I don't know anyone who needed more than 5 days to finish this book. And it has not less than 566 pages! Truly a huge tume. But this true story of a young woman who, against all odds and obstacles goes for what she wants most -namley knowledge- is on none of its pages boring.
The author admits in her epiloge that she had to supplement Joans personal background with fictious details. "Not much is known about Joans childhood and adolescence; ... however the momentous events in her adult life as described in Pope Joan correspond to the actual historic sources; the same applies for the historic framework ... " (p 563). Although some facts have been made to fit for the tale, this book paints a very vivid picture of the 'dark' Middle Ages.

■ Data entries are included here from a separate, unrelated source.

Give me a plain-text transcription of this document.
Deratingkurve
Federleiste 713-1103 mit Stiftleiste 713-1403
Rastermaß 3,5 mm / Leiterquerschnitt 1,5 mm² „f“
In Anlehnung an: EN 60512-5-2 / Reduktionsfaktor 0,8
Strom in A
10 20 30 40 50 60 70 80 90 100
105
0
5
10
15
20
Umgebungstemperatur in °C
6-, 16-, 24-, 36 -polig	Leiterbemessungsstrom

As a woman one is sometimes short of throwing up, having to read how women are generally treated. Here is one example of what the oh so well learned clergymen had to say about women who wanted nothing more than to learn how to read and write: "Some women have -not unlike some animals- developed a great ability to mock, and thus are able to memorize the words of men, repeat them and in that fashion giving the apperance of erudition. But this ability to mock may not be confounded with the true reason, which is by nature a sole attribute of men." (p115f).
How much better off are we today! However, women like Joan are the ones who paved the ground for all the ways open for todays women. But this is by no means a piece of "women's literature". The story is certainly very appealing to men as well. Eventually this is a story about a person who rose to the highest position of christianity, unregarded of her personal heritage and the world she lived in.